Poppyolive Posted March 19, 2014 Posted March 19, 2014 I'm sorry you are going through this, no doubt it is painful & emotional. Feeling angry, hurt, lost are all perfectly normal but lashing out will maje things worse. Using you not bring there for her is a stupid lame ass excuse. She could of communicated this.... Obviously your women is a mess too but I'm sure nowhere near as destroyed you are feeling.... My advice is remove yourself from the mess, take a break, holiday, visit friends, go somewhere away from the mess. This will give you breathing space, her space....because right now you are hurting and being all up in her face will possibly push her away..... Nobody matters right now except YOU! Write here, take care if your heart 1
sooshi Posted March 19, 2014 Posted March 19, 2014 I'm sorry you're going through this. This sounds terrible. I think that your fiancee/this man were feeling vulnerable and acted out of feeling that way. I'm glad she's been honest with you though. I hope the relationship counseling helps you both. 1
Author EastBank75 Posted March 20, 2014 Author Posted March 20, 2014 I'm sorry you're going through this. This sounds terrible. I think that your fiancee/this man were feeling vulnerable and acted out of feeling that way. I'm glad she's been honest with you though. I hope the relationship counseling helps you both. Thank you for your kind comments guys, greatly appreciated. My situation may seem minor compared to others on here but it feels like the World to me. I didn't know how my heart could feel and how much love I had until this happened.

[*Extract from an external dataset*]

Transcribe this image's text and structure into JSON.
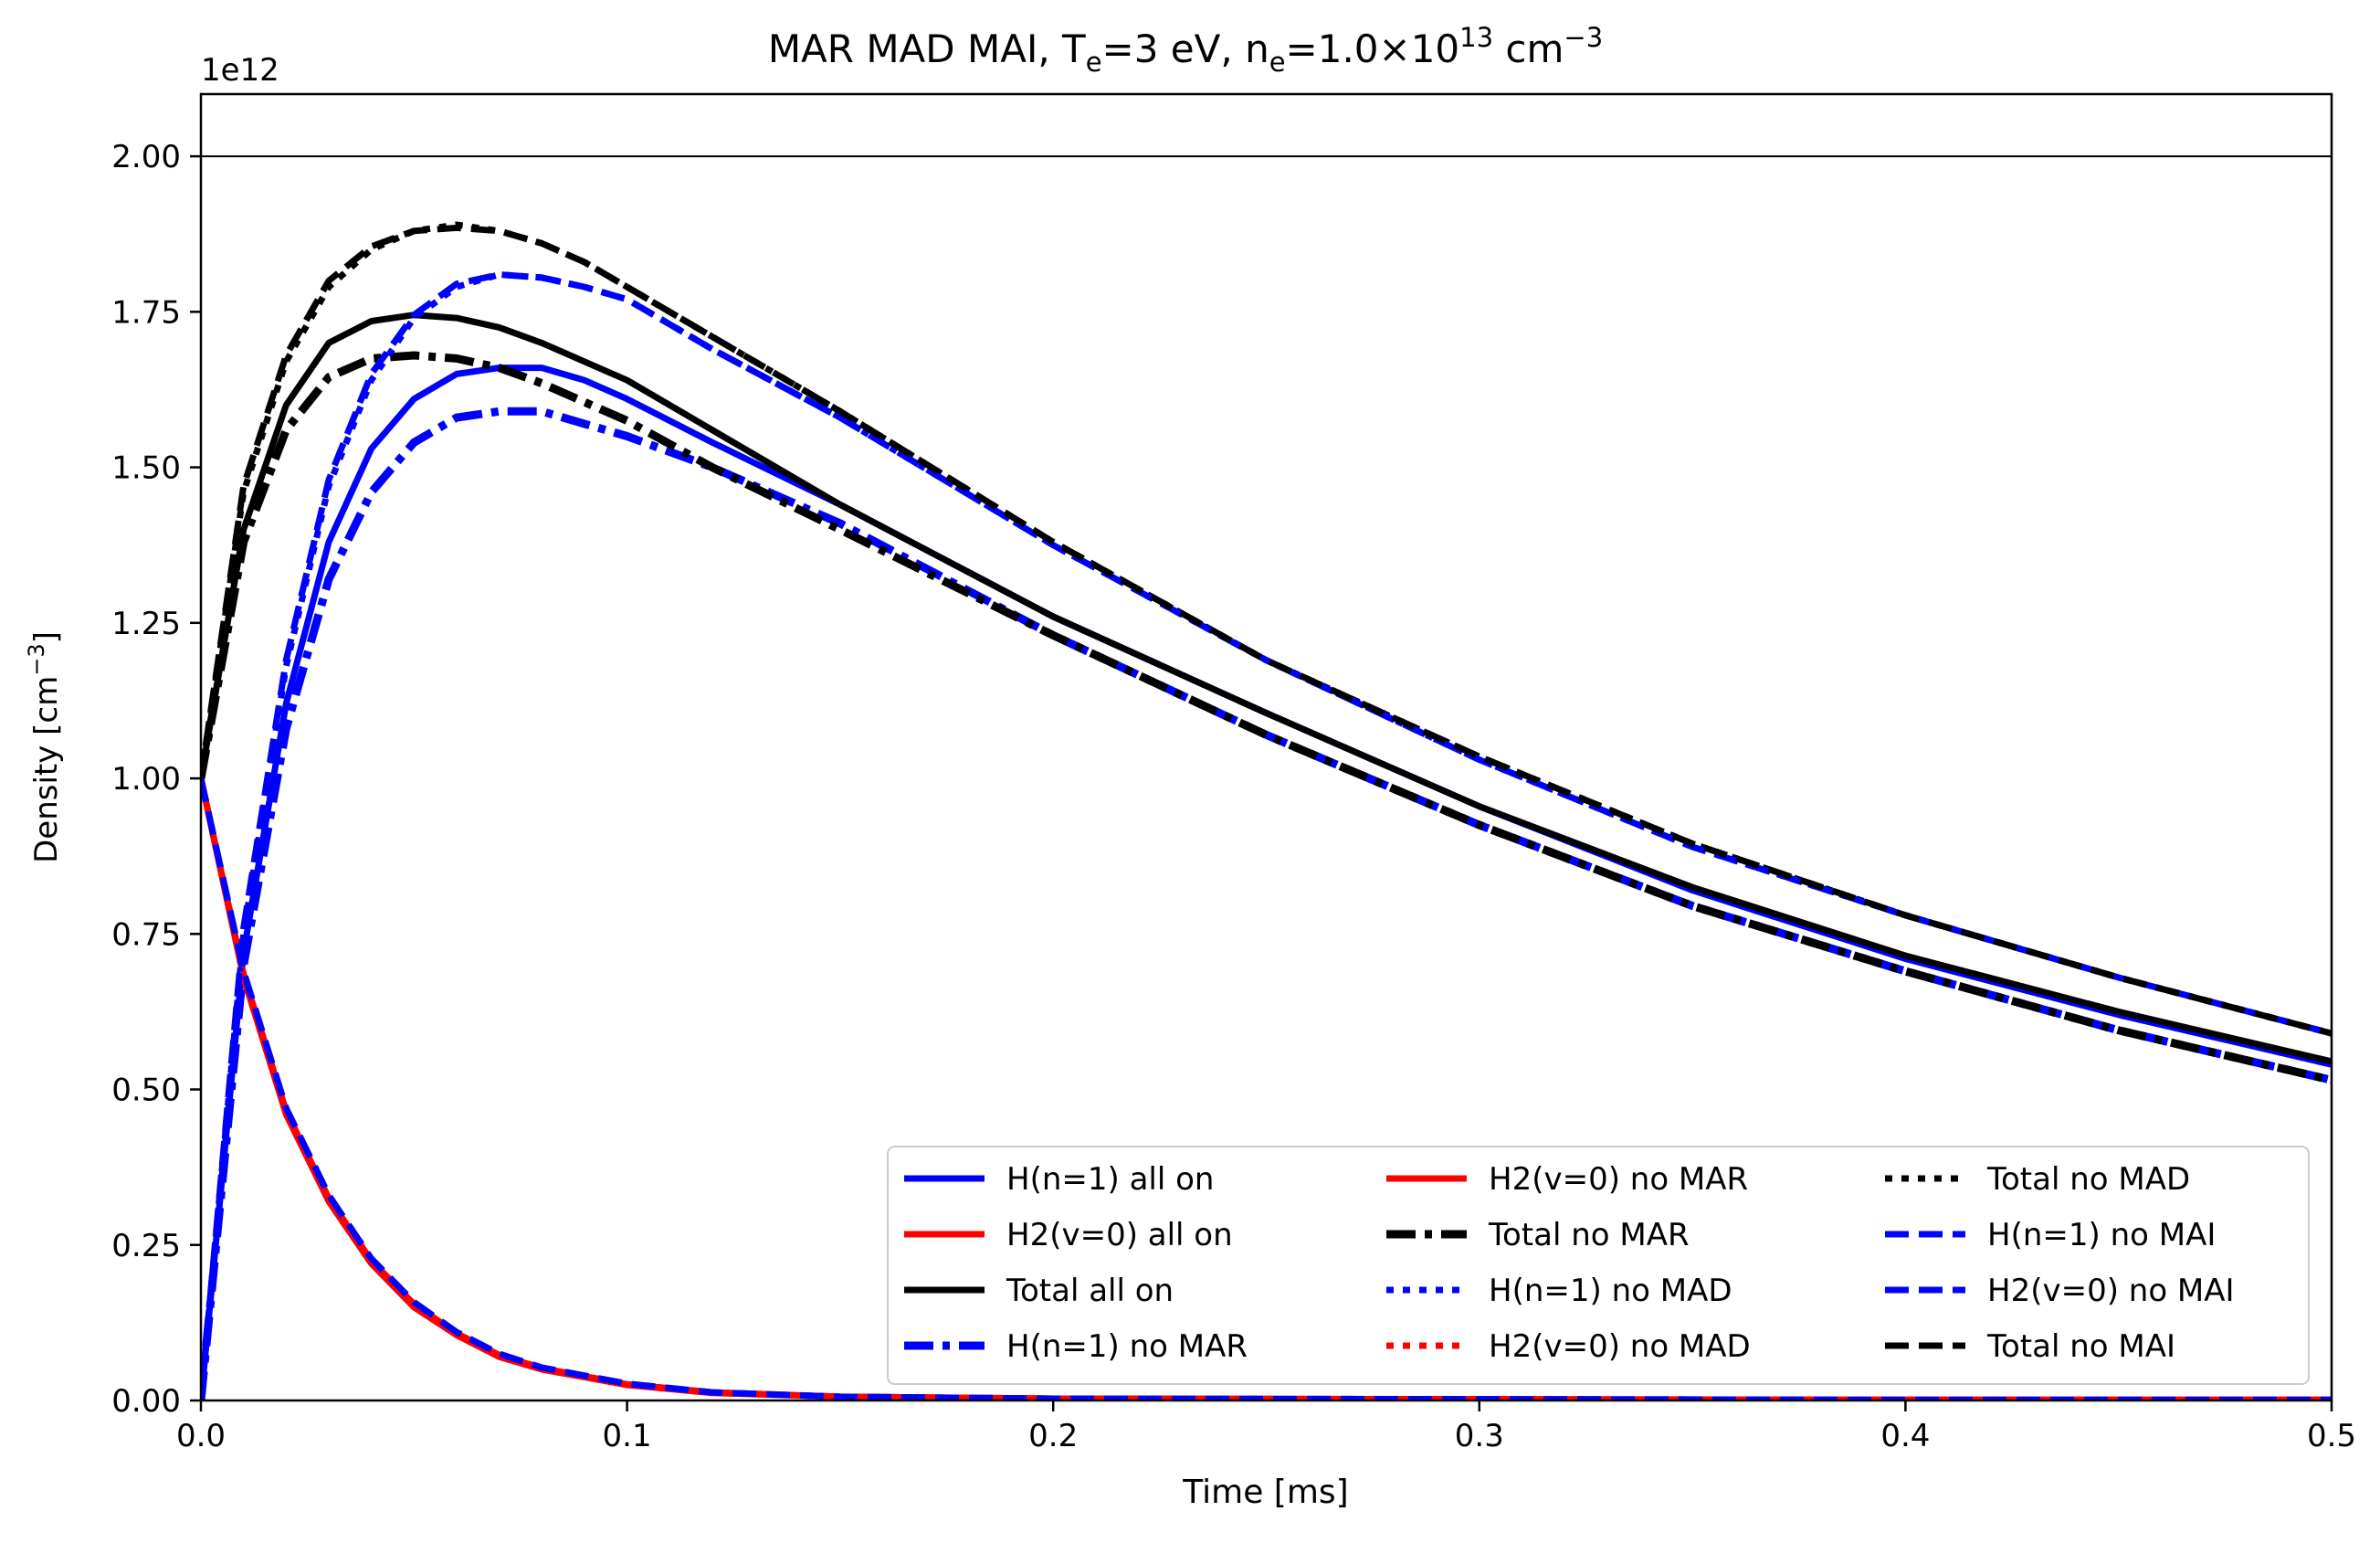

Strength in Healing Posted March 20, 2014 Posted March 20, 2014 Grass is Greener Syndrome coupled with cheating. I know 16 years is so much brother. I lost my fiance of 4 years and know your pain... but you have to tell yourself what I did... that the person we thought they were is merely an illusion... what we created to feel the most comfortable in our heads. THIS is who she REALLY was... GIGS or not... 1
KaliLove Posted March 20, 2014 Posted March 20, 2014 Violence is never, ever the answer to anything. Ever. Whether the person has a child or not. Please get that out of your head forever.